Jiangsu Zhenhuai : patron mafieux, autorités complices !
Le matin du mardi 08 septembre dès 6H30, les travailleurs ont déposé leur matériel de travail pour exiger le paiement des rappels de salaire non payés.
Jiangsu Zhenhuai a plusieurs chantiers dont ceux de Pk25 sur l’autoroute du nord à Yopougon pour la construction de bâtiments commerciaux de hauts standings, des usines, etc. Ici, des travailleurs sont payés à 4000 Fr la journée de 10 heures, 7 jours sur sept sans repos ! Les heures supplémentaires ne sont pas payées.

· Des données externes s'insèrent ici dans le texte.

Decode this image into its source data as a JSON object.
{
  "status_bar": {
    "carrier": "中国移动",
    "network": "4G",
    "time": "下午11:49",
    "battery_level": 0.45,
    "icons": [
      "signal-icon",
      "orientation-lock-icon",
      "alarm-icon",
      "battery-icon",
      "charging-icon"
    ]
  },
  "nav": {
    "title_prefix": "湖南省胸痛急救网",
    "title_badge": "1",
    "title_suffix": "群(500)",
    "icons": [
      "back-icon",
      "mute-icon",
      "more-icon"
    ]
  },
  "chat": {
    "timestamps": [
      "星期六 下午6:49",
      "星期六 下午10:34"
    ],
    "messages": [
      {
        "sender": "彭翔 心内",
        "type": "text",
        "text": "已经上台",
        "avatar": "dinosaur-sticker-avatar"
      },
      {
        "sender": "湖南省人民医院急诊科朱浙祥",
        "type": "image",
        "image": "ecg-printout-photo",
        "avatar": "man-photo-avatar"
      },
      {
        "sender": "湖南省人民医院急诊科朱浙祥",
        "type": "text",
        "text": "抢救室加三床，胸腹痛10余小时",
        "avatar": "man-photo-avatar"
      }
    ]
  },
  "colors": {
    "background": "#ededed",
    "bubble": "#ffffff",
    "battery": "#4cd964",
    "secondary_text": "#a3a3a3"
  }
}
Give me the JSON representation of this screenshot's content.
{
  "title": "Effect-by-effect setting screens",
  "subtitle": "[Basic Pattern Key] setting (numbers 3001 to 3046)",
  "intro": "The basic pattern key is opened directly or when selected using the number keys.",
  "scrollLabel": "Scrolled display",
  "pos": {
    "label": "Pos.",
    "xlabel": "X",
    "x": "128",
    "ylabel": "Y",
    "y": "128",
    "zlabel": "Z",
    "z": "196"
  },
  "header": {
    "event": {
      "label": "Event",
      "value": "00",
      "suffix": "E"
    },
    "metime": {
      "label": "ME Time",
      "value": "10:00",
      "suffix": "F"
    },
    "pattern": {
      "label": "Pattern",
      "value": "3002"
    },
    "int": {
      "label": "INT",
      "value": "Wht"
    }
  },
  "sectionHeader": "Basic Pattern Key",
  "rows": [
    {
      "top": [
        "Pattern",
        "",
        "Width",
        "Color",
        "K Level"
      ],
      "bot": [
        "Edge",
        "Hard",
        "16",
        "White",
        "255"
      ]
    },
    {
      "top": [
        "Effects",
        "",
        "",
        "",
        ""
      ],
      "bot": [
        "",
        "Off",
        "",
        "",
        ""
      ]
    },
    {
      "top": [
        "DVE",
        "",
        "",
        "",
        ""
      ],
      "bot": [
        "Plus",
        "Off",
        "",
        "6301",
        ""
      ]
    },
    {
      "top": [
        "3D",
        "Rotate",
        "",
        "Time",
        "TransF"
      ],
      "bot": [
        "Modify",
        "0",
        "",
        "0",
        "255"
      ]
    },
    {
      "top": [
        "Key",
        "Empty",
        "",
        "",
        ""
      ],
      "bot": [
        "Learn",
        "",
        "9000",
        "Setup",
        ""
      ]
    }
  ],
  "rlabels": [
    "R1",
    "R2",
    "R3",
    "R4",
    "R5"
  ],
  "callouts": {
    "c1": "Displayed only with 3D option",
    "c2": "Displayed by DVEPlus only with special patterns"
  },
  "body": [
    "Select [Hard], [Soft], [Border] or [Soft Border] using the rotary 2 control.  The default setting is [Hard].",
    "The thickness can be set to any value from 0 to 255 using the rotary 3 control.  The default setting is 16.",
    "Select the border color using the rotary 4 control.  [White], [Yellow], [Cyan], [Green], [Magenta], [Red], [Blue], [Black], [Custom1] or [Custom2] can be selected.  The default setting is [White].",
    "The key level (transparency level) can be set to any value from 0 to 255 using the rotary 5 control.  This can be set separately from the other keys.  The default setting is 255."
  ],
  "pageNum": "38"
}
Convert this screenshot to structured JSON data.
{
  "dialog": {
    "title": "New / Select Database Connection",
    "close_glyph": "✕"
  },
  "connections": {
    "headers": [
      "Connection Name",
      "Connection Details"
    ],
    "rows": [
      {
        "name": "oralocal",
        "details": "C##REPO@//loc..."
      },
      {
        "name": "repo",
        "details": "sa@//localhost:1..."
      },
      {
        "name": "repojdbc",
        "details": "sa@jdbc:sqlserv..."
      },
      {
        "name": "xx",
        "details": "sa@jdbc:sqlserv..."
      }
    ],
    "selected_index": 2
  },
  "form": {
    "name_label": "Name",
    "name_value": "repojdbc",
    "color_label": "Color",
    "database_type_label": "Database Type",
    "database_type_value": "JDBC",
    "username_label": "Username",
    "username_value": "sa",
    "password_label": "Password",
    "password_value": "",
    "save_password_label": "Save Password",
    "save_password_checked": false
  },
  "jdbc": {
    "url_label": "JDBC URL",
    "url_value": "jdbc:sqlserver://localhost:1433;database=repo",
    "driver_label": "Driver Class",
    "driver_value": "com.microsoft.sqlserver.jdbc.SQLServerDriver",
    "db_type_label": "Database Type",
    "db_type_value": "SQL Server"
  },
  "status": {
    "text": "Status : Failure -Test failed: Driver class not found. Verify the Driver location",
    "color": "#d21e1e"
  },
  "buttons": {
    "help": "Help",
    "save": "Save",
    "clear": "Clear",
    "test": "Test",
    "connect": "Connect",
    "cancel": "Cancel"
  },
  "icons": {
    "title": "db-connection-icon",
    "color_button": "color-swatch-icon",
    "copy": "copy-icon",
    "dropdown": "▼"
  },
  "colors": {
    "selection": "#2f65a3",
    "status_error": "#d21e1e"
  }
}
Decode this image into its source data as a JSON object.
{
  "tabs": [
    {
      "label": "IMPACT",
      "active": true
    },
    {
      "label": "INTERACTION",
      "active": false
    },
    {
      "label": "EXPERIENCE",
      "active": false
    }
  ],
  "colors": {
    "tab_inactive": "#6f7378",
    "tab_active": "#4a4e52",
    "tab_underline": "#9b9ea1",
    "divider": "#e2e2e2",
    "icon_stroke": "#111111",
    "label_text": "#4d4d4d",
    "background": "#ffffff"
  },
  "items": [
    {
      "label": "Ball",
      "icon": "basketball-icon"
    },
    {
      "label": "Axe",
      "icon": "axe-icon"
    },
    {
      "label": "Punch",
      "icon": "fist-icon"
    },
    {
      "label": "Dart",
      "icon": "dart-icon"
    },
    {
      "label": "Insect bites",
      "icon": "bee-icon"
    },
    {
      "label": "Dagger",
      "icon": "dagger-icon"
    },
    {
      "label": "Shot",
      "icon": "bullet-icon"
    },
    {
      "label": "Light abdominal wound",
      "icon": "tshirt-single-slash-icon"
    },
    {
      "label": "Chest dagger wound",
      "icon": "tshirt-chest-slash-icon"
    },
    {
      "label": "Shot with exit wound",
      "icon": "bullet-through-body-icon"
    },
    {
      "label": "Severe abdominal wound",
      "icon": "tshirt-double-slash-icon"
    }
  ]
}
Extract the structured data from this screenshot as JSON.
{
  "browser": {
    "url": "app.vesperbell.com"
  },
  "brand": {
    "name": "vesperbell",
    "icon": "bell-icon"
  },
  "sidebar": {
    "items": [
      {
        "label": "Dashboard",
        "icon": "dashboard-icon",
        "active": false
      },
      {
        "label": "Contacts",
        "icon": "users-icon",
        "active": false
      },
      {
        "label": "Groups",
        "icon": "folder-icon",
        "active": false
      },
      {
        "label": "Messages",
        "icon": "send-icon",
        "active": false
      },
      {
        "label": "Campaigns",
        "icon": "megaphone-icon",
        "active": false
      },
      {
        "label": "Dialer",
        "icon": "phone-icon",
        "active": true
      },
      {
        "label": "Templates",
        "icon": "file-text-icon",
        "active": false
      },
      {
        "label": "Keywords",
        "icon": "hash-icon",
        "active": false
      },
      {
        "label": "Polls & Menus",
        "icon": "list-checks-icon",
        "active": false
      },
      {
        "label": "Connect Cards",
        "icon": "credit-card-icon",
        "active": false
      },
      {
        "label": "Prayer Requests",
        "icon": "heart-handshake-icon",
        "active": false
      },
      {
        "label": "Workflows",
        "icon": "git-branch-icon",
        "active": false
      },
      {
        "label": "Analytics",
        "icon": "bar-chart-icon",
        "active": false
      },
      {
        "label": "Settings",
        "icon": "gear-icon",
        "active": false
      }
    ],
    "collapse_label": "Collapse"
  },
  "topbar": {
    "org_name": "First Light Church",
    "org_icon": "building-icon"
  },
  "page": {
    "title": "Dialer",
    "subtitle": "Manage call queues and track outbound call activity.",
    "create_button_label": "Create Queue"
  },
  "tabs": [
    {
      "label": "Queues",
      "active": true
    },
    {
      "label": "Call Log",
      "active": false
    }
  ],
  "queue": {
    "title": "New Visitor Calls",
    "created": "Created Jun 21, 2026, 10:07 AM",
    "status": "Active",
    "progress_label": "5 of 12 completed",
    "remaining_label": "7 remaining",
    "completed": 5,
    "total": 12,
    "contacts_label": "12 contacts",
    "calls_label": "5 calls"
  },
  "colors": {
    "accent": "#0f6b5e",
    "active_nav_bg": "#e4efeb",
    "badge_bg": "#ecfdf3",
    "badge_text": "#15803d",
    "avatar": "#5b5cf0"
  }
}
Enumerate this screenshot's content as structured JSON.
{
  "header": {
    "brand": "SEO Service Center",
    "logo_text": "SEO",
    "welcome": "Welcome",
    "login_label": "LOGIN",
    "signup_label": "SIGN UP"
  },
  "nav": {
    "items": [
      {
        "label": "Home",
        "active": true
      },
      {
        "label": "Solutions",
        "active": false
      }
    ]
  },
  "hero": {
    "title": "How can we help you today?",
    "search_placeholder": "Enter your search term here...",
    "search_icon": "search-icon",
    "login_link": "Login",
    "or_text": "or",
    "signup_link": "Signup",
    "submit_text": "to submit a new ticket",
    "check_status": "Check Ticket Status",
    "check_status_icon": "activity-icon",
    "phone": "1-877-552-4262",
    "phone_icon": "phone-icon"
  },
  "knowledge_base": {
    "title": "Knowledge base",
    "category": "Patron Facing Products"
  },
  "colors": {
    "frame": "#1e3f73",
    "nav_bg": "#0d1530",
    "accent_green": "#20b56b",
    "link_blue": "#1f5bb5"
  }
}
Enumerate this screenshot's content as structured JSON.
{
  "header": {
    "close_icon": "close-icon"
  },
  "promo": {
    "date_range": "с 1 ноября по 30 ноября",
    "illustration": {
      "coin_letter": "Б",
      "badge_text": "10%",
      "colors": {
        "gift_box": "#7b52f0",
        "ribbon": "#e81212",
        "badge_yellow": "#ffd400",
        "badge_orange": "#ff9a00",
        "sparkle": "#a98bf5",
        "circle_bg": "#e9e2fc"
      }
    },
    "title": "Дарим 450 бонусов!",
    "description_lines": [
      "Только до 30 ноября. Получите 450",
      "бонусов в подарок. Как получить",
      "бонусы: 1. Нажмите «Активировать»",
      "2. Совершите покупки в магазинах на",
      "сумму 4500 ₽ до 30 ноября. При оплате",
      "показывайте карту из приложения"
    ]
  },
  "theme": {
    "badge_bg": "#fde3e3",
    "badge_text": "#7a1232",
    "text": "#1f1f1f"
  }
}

Il n’y a pas de bulletin de paie, pas d’EPI, rien ! Les accidents sont fréquents.
Au début du mois de juillet, les travailleurs avaient marqué deux jours d’arrêt de travail, malgré la pression des gendarmes présents sur les lieux aux ordres du patron. L’inspection du travail avait tranché en faveur des travailleurs mais le patron n’en a eu cure car il se croit tout permis. Le seul langage qu’il comprend c’est celui du rapport de force. Tout le reste n’est que perte de temps et tromperie. Le 4 et 5 août, il y a eu de nouveaux arrêts de travail, mais le patron n’a rien cédé, bien au contraire il a renvoyé toutes les têtes qui dépassaient.
C’est ainsi que le 8 septembre, les travailleurs se sont de nouveaux mis en grève. Vers 8H du matin, la gendarmerie et la police ont fait leur entrée sur le chantier et ont dit aux ouvriers : « vous n’avez pas de contrat qui vous lie au patron, donc vous n’avez pas le droit de bloquer son chantier. Laissez travailler ceux qui veulent. Les autres, vous dégagez !».
Aux environs de 11 heures, un travailleur s’est fait bastonner par les forces de l’ordre. La situation a pris une tournure violente. Les autres ouvriers ont décidé de riposter et une course poursuite a éclaté dans les champs de manioc. Cela s’est soldé par des bastonnades et l’interpellation de plusieurs travailleurs. Les uns ont été embarqués à la brigade d’Anyama, les autres au poste de police. Certains, dont on ignore encore le nombre, ont été déférés au parquet de Yopougon avant d’être transférés à la Maca (prison civil). Le lendemain mercredi 9 septembre, certains travailleurs ont repris le travail.
Les cinq camarades retenus à la brigade d’Anyama ont été libérés le vendredi 11 septembre, suite au retrait par le patron de la plainte qu’il avait déposée contre les grévistes. Ce n’était pas un geste gratuit mais un chantage puisqu’il a exigé au préalable que les travailleurs signent un engagement d’abandonner leurs revendications concernant le rappel des salaires et acceptent leur renvoi. C’est de cette façon mafieuse que ces cinq travailleurs ont été libérés.
Quant aux autres travailleurs, ils sont toujours incarcérés à la Maca. Les négociations pour leur libération sont en cours. En attendant, les travailleurs ont fait profil bas et repris le travail.